Find matrix dimension so as to contain numbers

Question

Suppose N is the number of elements that I want to store in a matrix. I don't know how much this matrix has to be big. I want to easily find the minimum required size for the matrix so as to make it contain the N numbers.

As a requirement, I would like the matrix to be as compact as possible, so that:

1 2 3
4 5 6
7

is preferred to:

1 2 3 4 5 6
7

Any suggestions?

Thank you.

Answer 1

You should specify your optimization criterion, that is, how much weight you give to "squareness" versus "emptiness".

As an example of such criterion, the following code minimizes emptiness subject to the number of rows and columns being greater than 1; and picks the more square-like option if there are several minimizing sizes:

mm = ceil(sqrt(N)):-1:2; %//possible numbers of rows. Reverse order. Do not consider 1
nn = ceil(N./mm); %//corresponding numbers of columns
excess = mm.*nn-N; %//number of empty cells
[val ind] = min(excess);
m = mm(ind)
n = nn(ind)

Note that mm in the code is defined in reverse order so that min will find the last minimizing value (more square-like) if there are more than one.

For example, N=113 gives the solution m=6, n=19, resulting in 1 empty cell (=6*19-113).
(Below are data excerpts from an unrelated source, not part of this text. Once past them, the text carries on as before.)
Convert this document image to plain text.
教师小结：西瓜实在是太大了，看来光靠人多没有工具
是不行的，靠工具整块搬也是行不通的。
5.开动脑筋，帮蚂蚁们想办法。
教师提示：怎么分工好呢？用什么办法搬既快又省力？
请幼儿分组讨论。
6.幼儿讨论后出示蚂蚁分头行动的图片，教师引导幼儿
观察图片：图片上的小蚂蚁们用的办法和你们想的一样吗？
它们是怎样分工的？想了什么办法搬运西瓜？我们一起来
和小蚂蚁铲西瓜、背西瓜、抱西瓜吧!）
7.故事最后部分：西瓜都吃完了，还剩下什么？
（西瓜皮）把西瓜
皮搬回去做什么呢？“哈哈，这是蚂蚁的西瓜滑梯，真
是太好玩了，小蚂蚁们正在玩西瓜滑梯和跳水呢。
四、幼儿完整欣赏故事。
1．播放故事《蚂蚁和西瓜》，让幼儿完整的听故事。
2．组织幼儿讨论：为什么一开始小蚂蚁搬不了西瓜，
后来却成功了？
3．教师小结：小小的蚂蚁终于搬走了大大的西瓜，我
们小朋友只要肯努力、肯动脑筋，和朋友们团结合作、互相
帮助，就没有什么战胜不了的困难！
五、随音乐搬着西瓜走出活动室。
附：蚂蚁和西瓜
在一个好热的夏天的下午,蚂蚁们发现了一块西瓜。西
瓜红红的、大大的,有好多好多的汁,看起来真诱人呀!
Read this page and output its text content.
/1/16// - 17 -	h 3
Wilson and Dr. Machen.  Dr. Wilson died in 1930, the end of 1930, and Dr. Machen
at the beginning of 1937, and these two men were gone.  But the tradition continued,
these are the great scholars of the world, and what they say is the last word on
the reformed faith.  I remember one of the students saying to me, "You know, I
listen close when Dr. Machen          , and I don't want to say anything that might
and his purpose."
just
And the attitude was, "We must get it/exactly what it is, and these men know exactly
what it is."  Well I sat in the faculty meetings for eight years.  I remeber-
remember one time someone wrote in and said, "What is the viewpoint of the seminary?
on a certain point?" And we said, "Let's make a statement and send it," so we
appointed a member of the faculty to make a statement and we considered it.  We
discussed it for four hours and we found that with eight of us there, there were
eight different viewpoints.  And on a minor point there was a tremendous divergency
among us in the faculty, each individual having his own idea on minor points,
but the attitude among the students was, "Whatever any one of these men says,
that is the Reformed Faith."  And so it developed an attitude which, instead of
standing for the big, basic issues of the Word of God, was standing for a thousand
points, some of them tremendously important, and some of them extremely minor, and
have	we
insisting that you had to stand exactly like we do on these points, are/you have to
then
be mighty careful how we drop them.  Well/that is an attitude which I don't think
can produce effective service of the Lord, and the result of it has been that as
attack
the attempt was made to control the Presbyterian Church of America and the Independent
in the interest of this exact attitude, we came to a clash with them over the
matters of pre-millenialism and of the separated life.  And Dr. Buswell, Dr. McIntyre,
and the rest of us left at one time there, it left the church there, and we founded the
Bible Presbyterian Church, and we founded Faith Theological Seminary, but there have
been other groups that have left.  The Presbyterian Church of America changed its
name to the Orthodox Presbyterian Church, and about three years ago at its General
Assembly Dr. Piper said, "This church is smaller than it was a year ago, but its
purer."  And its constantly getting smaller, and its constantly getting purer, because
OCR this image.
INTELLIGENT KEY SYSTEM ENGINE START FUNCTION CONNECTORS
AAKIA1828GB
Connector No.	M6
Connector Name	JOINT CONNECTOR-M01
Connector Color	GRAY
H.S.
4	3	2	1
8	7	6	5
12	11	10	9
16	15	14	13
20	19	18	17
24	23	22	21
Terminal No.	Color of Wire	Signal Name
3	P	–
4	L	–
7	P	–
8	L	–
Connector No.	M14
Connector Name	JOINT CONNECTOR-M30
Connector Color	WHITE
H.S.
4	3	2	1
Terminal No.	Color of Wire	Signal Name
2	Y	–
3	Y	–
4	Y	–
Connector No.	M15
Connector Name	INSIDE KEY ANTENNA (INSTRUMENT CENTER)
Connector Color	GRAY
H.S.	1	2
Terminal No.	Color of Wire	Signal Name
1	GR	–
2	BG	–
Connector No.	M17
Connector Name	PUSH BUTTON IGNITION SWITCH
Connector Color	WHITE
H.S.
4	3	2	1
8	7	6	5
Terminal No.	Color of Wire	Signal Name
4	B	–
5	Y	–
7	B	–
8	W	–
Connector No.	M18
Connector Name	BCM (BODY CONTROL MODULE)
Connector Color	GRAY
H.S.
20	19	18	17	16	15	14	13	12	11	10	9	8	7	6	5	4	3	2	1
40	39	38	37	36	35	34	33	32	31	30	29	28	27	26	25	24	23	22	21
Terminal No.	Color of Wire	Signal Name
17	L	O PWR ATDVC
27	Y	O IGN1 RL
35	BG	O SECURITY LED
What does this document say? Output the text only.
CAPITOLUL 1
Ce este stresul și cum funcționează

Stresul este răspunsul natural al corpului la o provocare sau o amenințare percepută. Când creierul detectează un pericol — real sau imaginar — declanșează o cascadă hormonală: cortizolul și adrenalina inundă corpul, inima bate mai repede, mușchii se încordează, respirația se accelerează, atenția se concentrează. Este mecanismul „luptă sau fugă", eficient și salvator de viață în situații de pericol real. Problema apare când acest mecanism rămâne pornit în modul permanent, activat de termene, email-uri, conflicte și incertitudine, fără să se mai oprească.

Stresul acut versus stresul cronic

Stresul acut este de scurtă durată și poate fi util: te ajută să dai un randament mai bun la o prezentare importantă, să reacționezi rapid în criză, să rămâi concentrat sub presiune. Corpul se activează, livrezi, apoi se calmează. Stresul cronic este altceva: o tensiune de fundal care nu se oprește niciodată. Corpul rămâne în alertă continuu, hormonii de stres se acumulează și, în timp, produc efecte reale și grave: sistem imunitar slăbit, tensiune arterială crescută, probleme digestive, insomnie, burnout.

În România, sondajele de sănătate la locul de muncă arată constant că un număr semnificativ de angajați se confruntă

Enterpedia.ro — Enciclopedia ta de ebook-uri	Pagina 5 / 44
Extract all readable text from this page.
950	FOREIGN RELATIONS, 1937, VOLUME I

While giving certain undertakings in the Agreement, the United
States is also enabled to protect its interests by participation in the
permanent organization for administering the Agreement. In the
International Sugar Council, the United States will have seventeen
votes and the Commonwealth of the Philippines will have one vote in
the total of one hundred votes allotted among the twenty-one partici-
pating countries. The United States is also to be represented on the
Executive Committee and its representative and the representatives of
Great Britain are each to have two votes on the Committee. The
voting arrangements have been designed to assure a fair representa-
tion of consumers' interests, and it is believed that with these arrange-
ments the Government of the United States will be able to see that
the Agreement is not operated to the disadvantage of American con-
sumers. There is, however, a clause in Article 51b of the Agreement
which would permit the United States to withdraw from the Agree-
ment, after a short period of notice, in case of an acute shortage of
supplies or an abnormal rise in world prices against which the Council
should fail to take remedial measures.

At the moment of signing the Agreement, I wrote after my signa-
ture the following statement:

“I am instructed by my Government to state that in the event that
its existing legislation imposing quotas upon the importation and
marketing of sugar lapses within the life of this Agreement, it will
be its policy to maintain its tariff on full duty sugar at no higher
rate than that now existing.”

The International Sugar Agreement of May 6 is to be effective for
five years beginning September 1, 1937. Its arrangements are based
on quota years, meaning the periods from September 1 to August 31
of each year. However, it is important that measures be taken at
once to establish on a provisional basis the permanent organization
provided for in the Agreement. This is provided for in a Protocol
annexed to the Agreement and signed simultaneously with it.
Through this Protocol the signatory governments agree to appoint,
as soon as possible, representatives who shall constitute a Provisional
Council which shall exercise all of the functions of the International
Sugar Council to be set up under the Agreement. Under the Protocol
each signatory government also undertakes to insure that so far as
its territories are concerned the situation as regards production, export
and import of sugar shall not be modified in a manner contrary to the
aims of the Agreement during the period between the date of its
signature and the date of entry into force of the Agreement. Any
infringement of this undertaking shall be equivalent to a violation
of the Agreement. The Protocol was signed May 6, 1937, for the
This solution is preferred to m=57, n=2 or m=38, n=3 (which also leave give 1 empty cell) because it is more square-like.

Answer 2

From your example I would think that the 'minimum size' may mean the solution that minimizes max(size).

In this case the solution is very simple, assuming you have L elements:

In one dimension you have:

m = ceil(sqrt(L))

And in the other dimension you have:

n = ceil(L/m)

Now a matrix of size mxn or nxm will be the matrix of minimum size with (given that size) the least amount of empty elements.